As reported by Olympic news outlet Around the Rings, Pechstein is aiming for an Olympic return, this time as a cyclist. "I will start in the individual pursuit at the German Track Championships from 6 to 10 July in Berlin", she said. "I am also planning to race the individual sprint or the 500-meter time trial. I trust I can do this because as a skater I've trained a lot on the bike. I have nothing to lose. I don't know how this kind of competition works, so this alone is really exciting".

In 2022 she returned to the Olympic Games and was the German flag-bearer for the opening ceremony in Beijing. It was her eighth participation in the Olympic Winter Games and a new record for most Winter Olympics for a female athlete.

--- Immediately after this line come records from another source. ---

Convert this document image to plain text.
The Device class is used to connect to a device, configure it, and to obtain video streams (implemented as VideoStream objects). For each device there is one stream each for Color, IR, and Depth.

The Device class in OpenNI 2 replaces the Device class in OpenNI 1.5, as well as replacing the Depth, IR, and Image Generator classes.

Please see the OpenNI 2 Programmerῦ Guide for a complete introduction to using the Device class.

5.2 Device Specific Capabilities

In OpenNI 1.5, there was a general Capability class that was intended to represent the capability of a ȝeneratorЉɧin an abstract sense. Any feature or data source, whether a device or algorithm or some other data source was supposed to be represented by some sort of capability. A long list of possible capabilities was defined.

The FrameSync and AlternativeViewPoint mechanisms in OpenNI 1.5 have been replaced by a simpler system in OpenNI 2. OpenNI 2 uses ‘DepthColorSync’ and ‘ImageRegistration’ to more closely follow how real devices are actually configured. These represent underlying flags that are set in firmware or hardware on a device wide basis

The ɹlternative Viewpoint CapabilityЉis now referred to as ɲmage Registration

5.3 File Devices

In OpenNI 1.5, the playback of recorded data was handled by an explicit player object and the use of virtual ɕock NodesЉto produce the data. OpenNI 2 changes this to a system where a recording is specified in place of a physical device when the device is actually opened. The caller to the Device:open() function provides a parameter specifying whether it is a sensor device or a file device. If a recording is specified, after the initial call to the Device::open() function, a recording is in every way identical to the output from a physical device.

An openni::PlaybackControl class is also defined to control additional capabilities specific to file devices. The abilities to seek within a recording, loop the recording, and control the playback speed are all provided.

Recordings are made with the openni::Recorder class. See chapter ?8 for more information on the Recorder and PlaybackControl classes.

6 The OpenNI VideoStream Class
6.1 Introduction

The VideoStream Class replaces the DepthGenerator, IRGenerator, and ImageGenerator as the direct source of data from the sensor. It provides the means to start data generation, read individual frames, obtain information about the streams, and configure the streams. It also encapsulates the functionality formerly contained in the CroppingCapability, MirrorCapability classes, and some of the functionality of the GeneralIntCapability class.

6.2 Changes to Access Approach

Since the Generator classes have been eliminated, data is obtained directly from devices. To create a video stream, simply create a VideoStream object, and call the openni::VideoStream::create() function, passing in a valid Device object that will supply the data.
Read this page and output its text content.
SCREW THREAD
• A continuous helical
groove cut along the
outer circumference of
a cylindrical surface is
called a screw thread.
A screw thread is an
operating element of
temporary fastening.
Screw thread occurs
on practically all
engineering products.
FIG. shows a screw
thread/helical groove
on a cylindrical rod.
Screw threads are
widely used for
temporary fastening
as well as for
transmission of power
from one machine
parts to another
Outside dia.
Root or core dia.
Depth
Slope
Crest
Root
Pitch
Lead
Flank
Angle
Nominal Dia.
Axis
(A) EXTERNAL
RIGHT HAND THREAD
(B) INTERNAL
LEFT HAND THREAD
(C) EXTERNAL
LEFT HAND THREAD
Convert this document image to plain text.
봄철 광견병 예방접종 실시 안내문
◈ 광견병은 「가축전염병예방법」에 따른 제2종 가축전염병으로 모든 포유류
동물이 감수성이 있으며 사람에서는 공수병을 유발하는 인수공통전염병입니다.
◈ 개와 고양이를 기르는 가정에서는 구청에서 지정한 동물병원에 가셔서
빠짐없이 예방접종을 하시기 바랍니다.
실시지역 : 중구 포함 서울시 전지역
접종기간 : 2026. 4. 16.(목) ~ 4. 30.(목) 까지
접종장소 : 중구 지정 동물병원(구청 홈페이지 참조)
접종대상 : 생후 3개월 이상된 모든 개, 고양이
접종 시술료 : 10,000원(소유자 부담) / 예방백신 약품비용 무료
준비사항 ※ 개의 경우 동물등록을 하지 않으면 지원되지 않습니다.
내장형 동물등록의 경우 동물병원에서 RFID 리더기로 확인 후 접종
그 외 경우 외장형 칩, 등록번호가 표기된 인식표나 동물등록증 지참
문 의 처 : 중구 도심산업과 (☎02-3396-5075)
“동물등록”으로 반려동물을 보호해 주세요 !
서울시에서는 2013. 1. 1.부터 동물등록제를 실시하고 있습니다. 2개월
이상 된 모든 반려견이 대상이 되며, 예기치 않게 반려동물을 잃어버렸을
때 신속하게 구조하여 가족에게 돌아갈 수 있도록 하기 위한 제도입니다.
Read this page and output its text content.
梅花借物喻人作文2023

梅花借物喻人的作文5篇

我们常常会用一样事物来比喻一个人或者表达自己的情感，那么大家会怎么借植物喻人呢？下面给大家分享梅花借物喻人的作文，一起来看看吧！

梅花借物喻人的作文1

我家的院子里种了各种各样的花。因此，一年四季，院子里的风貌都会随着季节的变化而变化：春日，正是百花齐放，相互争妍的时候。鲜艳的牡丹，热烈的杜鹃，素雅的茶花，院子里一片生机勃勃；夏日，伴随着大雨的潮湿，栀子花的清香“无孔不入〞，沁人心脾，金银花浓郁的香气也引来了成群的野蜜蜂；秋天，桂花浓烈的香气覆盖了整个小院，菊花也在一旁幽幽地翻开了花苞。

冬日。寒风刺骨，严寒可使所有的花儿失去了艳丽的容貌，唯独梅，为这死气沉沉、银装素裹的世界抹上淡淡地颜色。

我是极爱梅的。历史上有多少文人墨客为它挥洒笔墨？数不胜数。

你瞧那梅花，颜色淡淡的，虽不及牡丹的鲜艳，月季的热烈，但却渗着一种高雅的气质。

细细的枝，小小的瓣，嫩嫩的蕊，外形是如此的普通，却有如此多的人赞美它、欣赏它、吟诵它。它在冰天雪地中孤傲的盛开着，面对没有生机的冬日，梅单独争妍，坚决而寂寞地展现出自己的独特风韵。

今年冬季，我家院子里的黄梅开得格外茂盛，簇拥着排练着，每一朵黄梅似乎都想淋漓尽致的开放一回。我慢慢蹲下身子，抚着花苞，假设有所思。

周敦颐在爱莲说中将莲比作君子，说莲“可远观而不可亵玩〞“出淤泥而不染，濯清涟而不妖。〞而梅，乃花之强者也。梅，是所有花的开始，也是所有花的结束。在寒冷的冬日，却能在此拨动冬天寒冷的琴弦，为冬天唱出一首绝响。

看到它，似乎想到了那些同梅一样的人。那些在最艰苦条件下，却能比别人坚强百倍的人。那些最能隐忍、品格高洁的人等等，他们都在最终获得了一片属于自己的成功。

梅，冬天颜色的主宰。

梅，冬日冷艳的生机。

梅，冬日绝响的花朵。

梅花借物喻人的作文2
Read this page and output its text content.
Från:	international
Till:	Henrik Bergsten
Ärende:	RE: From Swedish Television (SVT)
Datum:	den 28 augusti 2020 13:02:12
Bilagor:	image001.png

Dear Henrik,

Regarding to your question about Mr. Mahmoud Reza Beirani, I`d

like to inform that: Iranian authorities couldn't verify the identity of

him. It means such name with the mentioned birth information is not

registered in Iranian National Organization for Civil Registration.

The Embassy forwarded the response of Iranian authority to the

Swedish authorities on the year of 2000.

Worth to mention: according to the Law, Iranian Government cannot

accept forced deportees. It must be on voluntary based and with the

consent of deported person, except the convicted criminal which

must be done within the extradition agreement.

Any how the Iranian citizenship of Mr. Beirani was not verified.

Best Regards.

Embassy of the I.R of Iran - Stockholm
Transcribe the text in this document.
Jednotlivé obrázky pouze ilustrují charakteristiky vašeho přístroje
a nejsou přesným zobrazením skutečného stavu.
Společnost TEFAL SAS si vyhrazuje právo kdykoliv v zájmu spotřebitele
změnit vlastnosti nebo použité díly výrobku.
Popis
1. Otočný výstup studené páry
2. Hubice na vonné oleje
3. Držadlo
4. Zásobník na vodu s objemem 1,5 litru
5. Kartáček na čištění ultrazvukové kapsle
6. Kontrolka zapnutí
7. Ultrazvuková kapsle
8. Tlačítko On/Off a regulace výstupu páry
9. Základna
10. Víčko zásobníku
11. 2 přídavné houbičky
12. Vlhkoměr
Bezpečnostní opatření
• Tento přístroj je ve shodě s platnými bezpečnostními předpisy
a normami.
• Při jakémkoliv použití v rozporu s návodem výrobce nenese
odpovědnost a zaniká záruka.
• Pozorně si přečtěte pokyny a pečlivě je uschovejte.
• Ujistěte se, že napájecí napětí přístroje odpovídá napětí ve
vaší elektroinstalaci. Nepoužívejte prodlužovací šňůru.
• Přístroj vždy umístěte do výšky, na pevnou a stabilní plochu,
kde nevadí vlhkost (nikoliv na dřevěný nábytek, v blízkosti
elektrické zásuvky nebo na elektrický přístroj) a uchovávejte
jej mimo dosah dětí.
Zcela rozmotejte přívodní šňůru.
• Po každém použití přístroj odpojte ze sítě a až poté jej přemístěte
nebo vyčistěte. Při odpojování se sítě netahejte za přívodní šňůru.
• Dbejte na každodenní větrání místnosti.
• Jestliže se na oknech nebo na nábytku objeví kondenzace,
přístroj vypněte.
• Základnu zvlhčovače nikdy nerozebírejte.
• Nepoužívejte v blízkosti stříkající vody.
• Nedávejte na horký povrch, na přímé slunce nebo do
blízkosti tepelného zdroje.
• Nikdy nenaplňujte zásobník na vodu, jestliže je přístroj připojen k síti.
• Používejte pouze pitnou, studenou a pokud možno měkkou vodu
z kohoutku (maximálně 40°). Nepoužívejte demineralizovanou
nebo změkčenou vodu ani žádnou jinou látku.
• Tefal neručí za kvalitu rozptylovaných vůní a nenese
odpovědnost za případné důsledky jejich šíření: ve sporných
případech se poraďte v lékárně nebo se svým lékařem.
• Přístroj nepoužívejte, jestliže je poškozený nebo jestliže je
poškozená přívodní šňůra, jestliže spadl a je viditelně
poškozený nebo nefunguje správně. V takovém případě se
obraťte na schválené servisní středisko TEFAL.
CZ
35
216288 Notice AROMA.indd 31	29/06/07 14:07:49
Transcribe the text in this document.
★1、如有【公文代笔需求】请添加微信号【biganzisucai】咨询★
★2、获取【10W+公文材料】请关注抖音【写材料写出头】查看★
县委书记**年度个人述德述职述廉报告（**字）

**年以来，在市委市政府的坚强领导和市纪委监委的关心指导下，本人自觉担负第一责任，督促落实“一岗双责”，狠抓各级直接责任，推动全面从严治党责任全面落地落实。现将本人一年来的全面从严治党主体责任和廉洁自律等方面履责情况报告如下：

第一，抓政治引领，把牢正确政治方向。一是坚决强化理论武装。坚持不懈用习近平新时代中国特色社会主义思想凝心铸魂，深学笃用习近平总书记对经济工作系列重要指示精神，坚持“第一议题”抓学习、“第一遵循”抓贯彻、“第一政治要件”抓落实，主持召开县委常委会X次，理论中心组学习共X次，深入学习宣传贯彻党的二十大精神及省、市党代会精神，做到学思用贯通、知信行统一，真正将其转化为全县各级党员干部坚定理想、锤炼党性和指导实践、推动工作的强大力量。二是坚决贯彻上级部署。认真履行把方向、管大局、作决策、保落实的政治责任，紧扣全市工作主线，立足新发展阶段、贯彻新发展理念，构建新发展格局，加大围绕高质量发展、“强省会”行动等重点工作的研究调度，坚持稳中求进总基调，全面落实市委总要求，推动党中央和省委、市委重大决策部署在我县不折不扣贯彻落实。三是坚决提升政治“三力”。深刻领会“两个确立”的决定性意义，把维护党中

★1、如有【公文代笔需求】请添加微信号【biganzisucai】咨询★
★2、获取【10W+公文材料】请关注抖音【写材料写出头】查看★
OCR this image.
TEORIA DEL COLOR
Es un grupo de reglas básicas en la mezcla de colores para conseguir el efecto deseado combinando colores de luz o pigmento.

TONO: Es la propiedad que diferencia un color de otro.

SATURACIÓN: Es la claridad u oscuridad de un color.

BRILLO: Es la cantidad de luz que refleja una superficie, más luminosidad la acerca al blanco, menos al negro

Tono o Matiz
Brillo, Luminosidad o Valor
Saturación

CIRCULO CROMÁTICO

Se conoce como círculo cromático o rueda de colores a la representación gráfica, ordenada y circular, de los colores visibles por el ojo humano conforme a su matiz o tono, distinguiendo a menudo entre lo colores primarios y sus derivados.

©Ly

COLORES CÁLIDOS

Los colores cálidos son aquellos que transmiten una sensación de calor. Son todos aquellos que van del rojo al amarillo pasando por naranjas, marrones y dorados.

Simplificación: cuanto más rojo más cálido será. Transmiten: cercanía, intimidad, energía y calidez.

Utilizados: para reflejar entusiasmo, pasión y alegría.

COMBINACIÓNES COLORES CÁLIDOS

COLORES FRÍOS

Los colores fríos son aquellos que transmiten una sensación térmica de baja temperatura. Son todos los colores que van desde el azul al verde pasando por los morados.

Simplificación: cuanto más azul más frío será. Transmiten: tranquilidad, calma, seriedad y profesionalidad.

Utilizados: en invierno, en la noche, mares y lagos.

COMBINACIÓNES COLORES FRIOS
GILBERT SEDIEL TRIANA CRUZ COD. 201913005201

Two-year ban because of blood doping

After the World Championships in Norway in February 2009, the International Skating Union accused Pechstein of blood doping and banned her from all competitions for two years. This ban was based on irregular levels of reticulocytes in her blood. These levels were highest during the Calgary World Cup 2007 and the Hamar World Championships in 2009; elevated levels were also found during a number of other competitions and training spot checks.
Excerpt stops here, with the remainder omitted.